Em 12.9.2007, publiquei uma postagem confessando a minha ignorância quanto aos reais objetivos da Academia Brasileira de Letras (leia aqui). Comentei sobre o risco de ela ser considerada como mero cenário de colunismo social, como uma casa de chá — algo particularmente péssimo para mim, que detesto chá.
Tal postagem estava no contexto de outros dois artigos, um deles apontando elitismo na composição da ABL e outra, apresentando os três imortais paraenses. Nesta última, vemos uma referência à decisão de José Veríssimo, que se afastou em contrariedade à eleição de um político, ou seja, alguém que não era um literato.
Se tivesse vivido mais algumas décadas, Veríssimo talvez levasse sua decepção às últimas consequências. A imprensa noticiou, recentemente, que o mais novo candidato à imortalidade é ninguém menos que Fernando Collor. Sim, elle mesmo. E para pleitear a vaga, apresentou como produção literária um conjunto de discursos e artigos. Neste ponto, já seria o caso de questionarmos se quem merece ser eleito é Collor ou algum dos seus assessores. Afinal, salvo honrosas exceções, quando o político se pronuncia com algum nível de qualidade foi porque alguém preparou o discurso para ele. Salvo aqueles tribunos notórios, que dignificam os parlamentos. Mas esses andam em falta no mercado faz tempo. Não me consta que o ex-playboy das Alagoas tenha algum talento literário.
Caso eleito, Collor se tornaria confrade de um de seus maiores amigos de última hora, que vem a ser o mesmo inimigo figadal do final da década de 1980, quando o povo brasileiro reconquistou o direito de votar: José Sarney. Aquele mesmo que desponta diariamente nos noticiários nacionais, como protagonista, pivô ou interessado direto em boa parte dos maiores escândalos da República. Sarney está lá, na cadeira de n. 38, desde 6.11.1980. Sua eleição não foi levada muito a sério. Sério, mesmo, só o fato de viver metendo marimbondos de fogo na nossa saraminda.
Queira Deus que os tantos homens e mulheres de bem que compõem a Academia não permitam essa tragédia! Antes, que tranquem as portas, as janelas e os balancins do Petit Trianon! Os dutos de ventilação, inclusive. Mas não deixem entrar Collor, sua biografia e sua virulência. Que não conspurquem os salões por onde passaram tantos luminares da cultura e da cidadania brasileira.
Tudo bem que "imortais" é apenas um título, um símbolo grandiloquente.

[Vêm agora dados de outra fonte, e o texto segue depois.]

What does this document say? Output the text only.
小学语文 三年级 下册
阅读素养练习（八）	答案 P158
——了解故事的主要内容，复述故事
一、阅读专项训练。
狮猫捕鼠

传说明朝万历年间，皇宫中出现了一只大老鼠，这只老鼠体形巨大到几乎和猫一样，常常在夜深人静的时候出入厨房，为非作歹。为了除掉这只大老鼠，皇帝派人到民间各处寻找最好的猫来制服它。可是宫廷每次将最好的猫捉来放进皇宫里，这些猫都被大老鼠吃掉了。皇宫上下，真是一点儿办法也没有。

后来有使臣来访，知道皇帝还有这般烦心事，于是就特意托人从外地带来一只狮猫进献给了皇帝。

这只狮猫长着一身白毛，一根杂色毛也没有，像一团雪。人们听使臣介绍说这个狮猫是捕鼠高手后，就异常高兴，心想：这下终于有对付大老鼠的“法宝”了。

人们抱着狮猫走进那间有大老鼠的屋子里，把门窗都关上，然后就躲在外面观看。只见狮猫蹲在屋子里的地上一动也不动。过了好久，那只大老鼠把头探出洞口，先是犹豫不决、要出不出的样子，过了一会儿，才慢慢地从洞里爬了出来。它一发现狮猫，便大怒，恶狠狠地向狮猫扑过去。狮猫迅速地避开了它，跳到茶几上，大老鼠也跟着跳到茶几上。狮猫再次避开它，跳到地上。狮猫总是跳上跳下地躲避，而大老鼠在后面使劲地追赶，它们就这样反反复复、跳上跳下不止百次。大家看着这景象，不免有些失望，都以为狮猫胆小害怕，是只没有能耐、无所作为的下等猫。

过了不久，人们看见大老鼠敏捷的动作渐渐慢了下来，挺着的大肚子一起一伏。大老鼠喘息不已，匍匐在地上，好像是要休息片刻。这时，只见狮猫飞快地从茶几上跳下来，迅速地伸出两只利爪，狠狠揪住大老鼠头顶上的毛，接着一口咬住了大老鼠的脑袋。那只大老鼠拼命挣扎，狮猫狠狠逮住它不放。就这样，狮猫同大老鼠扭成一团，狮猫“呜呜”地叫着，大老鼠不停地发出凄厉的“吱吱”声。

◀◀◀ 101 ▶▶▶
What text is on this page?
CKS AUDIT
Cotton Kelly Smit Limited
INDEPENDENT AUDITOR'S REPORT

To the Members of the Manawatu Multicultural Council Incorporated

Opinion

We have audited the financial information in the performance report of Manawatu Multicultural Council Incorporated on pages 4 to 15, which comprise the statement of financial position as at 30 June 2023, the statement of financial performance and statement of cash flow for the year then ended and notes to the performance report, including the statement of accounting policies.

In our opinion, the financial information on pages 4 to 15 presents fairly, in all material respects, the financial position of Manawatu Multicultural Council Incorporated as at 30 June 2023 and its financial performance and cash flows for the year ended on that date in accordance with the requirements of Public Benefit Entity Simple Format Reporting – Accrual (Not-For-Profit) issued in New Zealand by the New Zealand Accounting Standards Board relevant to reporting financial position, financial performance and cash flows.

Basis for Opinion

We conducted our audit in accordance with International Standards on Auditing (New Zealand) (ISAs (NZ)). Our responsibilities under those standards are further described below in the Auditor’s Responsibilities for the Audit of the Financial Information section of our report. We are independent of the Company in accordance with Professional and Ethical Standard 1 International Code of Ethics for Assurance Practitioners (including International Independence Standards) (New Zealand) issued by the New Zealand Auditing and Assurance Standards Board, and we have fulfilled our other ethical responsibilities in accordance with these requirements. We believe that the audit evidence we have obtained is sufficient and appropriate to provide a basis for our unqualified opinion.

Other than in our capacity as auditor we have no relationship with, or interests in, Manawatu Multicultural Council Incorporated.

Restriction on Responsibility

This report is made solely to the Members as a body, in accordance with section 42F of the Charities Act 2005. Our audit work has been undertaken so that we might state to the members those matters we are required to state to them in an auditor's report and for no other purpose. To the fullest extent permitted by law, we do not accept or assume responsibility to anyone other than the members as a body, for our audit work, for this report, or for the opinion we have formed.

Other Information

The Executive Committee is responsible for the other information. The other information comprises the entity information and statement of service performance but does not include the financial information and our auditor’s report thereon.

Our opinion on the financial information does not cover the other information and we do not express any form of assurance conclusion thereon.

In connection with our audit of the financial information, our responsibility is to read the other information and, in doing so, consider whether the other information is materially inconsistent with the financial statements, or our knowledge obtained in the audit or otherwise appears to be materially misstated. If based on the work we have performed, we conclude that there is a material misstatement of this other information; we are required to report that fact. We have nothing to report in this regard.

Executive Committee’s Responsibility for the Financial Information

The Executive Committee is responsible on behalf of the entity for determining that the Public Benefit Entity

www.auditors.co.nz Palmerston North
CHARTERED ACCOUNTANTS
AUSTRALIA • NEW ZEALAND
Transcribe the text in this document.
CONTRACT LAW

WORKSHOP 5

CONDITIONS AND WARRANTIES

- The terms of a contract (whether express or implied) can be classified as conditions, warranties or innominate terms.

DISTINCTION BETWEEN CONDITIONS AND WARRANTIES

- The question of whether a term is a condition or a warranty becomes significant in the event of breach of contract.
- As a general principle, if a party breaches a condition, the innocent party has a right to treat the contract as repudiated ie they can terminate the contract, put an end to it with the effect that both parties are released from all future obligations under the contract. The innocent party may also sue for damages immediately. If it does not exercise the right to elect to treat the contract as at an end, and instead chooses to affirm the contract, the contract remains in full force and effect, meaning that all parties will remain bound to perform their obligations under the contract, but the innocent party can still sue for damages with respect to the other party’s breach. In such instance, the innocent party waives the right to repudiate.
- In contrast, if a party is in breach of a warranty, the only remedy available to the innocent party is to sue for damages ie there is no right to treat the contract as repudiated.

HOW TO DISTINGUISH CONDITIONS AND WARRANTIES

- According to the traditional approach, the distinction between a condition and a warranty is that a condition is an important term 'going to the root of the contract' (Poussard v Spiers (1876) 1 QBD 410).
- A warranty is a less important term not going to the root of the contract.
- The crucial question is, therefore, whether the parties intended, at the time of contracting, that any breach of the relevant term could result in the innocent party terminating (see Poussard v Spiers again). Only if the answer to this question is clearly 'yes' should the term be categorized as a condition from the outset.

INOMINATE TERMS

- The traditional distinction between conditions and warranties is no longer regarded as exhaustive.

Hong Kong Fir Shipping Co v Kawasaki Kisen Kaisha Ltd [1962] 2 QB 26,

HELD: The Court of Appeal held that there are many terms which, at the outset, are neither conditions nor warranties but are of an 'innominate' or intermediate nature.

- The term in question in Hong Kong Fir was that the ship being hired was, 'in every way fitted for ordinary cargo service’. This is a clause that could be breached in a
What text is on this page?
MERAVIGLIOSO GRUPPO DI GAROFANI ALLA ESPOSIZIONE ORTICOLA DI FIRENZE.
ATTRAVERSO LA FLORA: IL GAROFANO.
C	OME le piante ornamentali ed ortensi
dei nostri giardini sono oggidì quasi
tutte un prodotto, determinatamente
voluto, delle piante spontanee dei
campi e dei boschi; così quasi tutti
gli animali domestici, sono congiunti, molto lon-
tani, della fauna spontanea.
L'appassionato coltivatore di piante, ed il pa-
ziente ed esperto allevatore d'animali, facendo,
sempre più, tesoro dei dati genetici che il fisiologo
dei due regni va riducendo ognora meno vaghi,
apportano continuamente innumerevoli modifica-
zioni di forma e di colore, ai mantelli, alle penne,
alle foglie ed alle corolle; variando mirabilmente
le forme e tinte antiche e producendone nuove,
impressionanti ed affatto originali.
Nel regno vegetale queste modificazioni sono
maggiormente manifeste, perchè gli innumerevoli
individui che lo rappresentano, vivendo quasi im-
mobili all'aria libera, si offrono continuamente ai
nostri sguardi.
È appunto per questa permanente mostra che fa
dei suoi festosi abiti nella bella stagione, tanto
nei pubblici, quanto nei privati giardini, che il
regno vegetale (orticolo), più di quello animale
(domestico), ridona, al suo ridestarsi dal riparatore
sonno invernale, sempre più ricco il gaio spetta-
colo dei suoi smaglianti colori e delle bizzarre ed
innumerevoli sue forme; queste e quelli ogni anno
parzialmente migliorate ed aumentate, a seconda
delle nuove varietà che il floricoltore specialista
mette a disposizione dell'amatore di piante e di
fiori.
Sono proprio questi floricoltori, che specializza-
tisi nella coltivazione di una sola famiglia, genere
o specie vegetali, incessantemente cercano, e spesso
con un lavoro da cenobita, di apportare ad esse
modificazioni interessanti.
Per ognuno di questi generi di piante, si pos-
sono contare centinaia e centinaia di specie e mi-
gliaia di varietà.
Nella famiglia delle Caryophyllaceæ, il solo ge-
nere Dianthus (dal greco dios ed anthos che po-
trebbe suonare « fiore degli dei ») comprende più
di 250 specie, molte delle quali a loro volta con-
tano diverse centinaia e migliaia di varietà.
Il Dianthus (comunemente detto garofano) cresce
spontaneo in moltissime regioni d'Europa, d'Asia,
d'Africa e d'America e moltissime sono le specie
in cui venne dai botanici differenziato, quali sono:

Mas pensar em Sarney e Collor como imortais, sob qualquer acepção, é de causar desespero. Para eles, o termo somente se aplica se uma consoante for suprimida. E ainda assim é pouco.
PS — O título da postagem é um verso da canção "Vá morar com o Diabo", do compositor baiano Riachão, e sugere como seria, mais ou menos, a eleição de alguém para a ABL, considerando a presença, lá dentro, de tão lastimável personagem.
6 comentários:
Candidatar-se, caro Yúdice, qualquer um pode. Porém, não acredito que Nélida Piñon, João Ubaldo Ribeiro, Arnaldo Niskier e confrades aceitarão uma companhia deste que late. Com todo respeito aos cães, é claro.
Exato, Francisco, daí o meu apelo. Adorei o "que late", mas os cães merecem respeito, ao contrário dos animais a que me referi. Abraço.
Prezado Yúdice,
Fazia algum tempo que não lia algo tão assaz de sua parte.
Há algum átimo temporal que eu não vislumbrava "a pena queimar".
Colocações bastante interessantes, e que me fizeram pensar sobre o assunto.
O texto me agradou bastante!
Abraços.
Agora tu é que me puseste a pensar, Liandro. Realmente, faz tempo que ando num clima meio morno, mais lento e menos incisivo. Voltar à carga parece bom. Pelo menos os amigos gostam!
Burn, baby, burn!
Yúdice, não sei se eu estou enganado, mas quando li sobre isso em algum veículo de comunicação que não me lembro mais, tive a impressão de que ele iria se candidatar para a Academia Alagoana de Letras e não para a ABL.
Eu que entendi mal ou realmente ele quer ser colega de Machado de Assis? :^)
Abraços,
Vlad.
É a ABL, mesmo, Vlad. Não é terrível?